I chose one of my most frivolous gowns for dinner that night but took care not to make it too extravagant with lace and jewellery. I never felt comfortable dressed inappropriately, although Richard often did. He had the arrogance to carry it off, to make everyone else appear underdressed rather than appearing overdressed himself. So I chose the palest pink, with triple lace ruffles at my elbows and a lace overskirt to the petticoat. My favourite pearls, Ri
chard’s first gift to me of jewellery outside my betrothal ring, looked perfect. I put a set of pearl drops in my ears, and I was ready.
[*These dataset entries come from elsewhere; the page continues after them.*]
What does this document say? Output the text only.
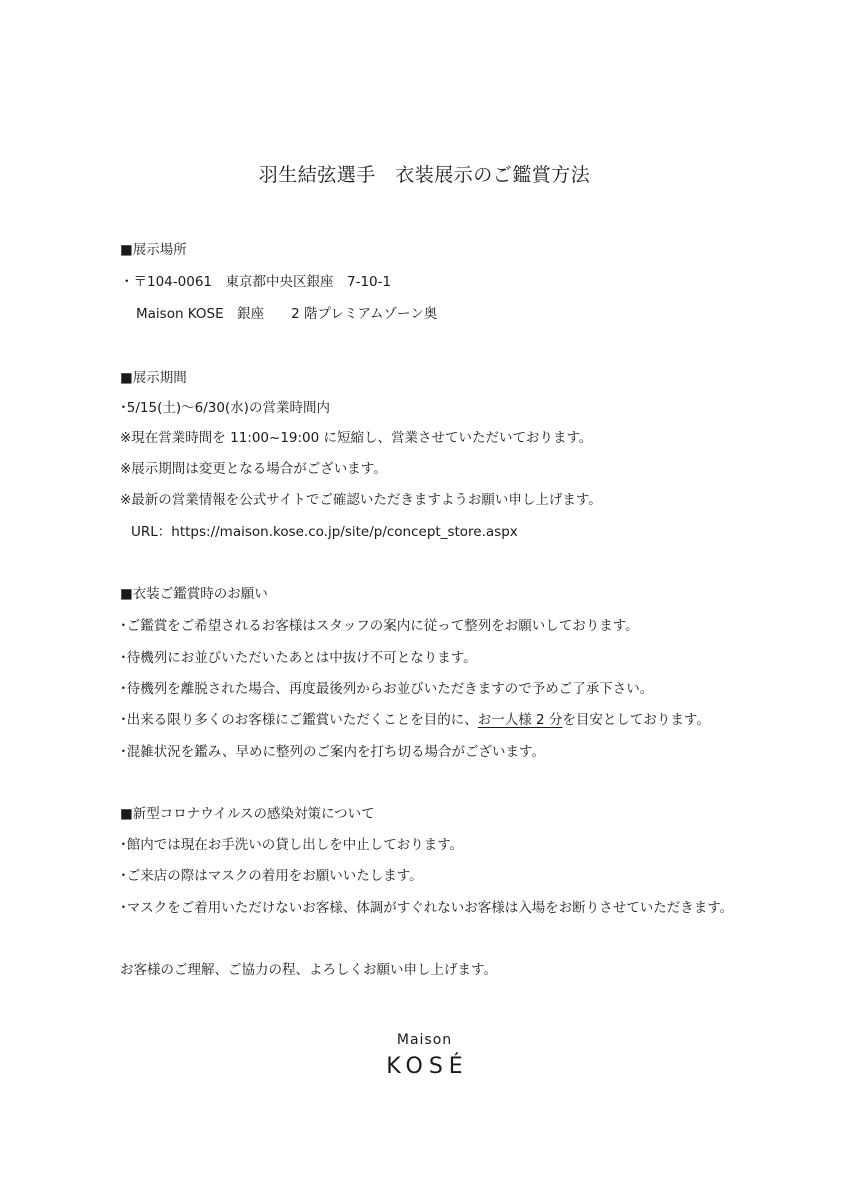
羽生結弦選手　衣装展示のご鑑賞方法
■展示場所
・〒104-0061　東京都中央区銀座　7-10-1
Maison KOSE　銀座　　2 階プレミアムゾーン奥
■展示期間
･5/15(土)～6/30(水)の営業時間内
※現在営業時間を 11:00~19:00 に短縮し、営業させていただいております。
※展示期間は変更となる場合がございます。
※最新の営業情報を公式サイトでご確認いただきますようお願い申し上げます。
URL：https://maison.kose.co.jp/site/p/concept_store.aspx
■衣装ご鑑賞時のお願い
･ご鑑賞をご希望されるお客様はスタッフの案内に従って整列をお願いしております。
･待機列にお並びいただいたあとは中抜け不可となります。
･待機列を離脱された場合、再度最後列からお並びいただきますので予めご了承下さい。
･出来る限り多くのお客様にご鑑賞いただくことを目的に、お一人様 2 分を目安としております。
･混雑状況を鑑み、早めに整列のご案内を打ち切る場合がございます。
■新型コロナウイルスの感染対策について
･館内では現在お手洗いの貸し出しを中止しております。
･ご来店の際はマスクの着用をお願いいたします。
･マスクをご着用いただけないお客様、体調がすぐれないお客様は入場をお断りさせていただきます。
お客様のご理解、ご協力の程、よろしくお願い申し上げます。
Maison
KOSÉ
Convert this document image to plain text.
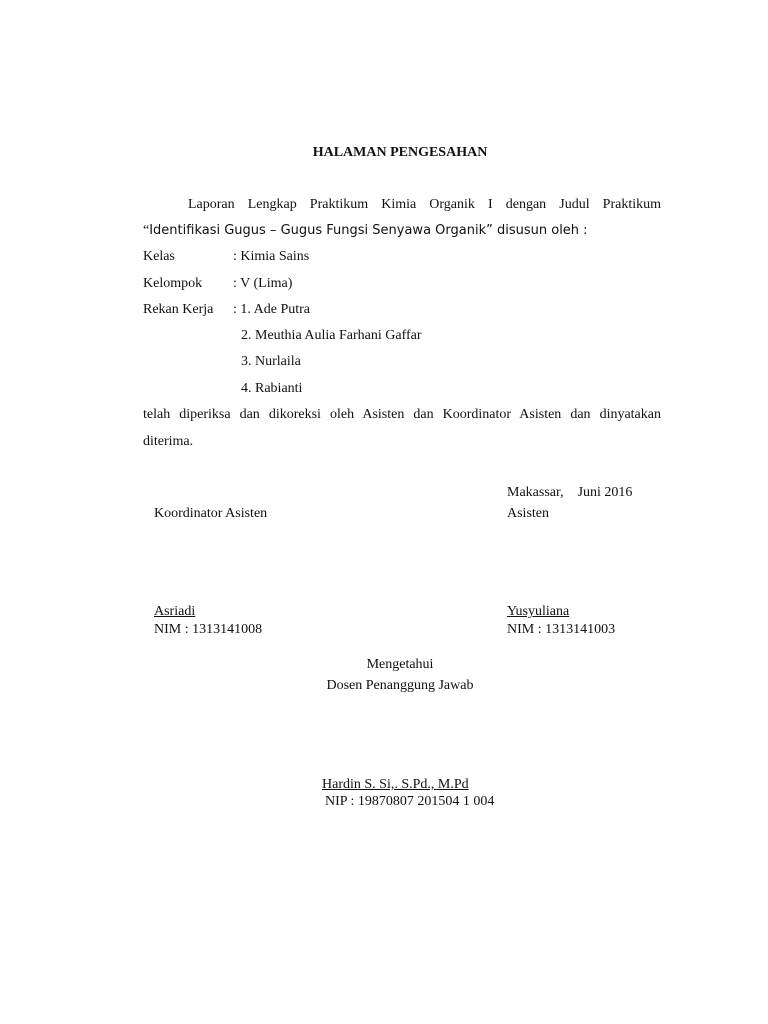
HALAMAN PENGESAHAN
Laporan Lengkap Praktikum Kimia Organik I dengan Judul Praktikum
“Identifikasi Gugus – Gugus Fungsi Senyawa Organik” disusun oleh :
Kelas	: Kimia Sains
Kelompok : V (Lima)
Rekan Kerja : 1. Ade Putra
2. Meuthia Aulia Farhani Gaffar
3. Nurlaila
4. Rabianti
telah diperiksa dan dikoreksi oleh Asisten dan Koordinator Asisten dan dinyatakan
diterima.
Makassar,    Juni 2016
Koordinator Asisten	Asisten
Asriadi	Yusyuliana
NIM : 1313141008	NIM : 1313141003
Mengetahui
Dosen Penanggung Jawab
Hardin S. Si,. S.Pd., M.Pd
NIP : 19870807 201504 1 004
Richard rewarded me by pausing in the door to our room and looking at me slowly, up and down and back again. “When we first met, I told you that you’d learn to play the great lady in time. I indulgently thought that I’d teach you. But what I actually did was show you the way. You did the rest yourself.”
I swallowed down my tears. My weakness overcame me sometimes. That had to stop. I couldn’t spend the rest of my life with salt water coursing down my cheeks at every emotional moment. So I dipped a curtsey and blinked hard. “Thank you.”
“And just as I told you, you have an innate elegance. It only needed someone to believe in you.” He glanced at Nichols, and I nodded, dismissing her.
That was it, what I’d felt the lack of all these months. He hadn’t believed in me. I told him I wouldn’t leave him—I promised before I birthed the babies, and I always kept my promises. I smiled up at his dear face. “You believe me now?”
His lip twitched. “Nearly. Give me time, sweetheart.”
I remembered that tone. I’d missed it. Warm, intimate, with a hint of desire. Desire held firmly in check, I guessed. Carier showed us the way to the dining room and dismissed the footman Lizzie had sent. I supposed he had something to tell us. One way of retaining privacy in an unfamiliar, large house full of servants was to keep moving, so we did so while Carier addressed us in a low voice. “The boy who was hurt on board the yacht, Crantock, is dead.”
I blinked but took care not to tighten my grip on Richard’s sleeve or give him any indication of my reaction. I wanted to hear this, and I wouldn’t let them keep me out because of my weakness. “The fever?” I asked, taking care to keep my voice steady.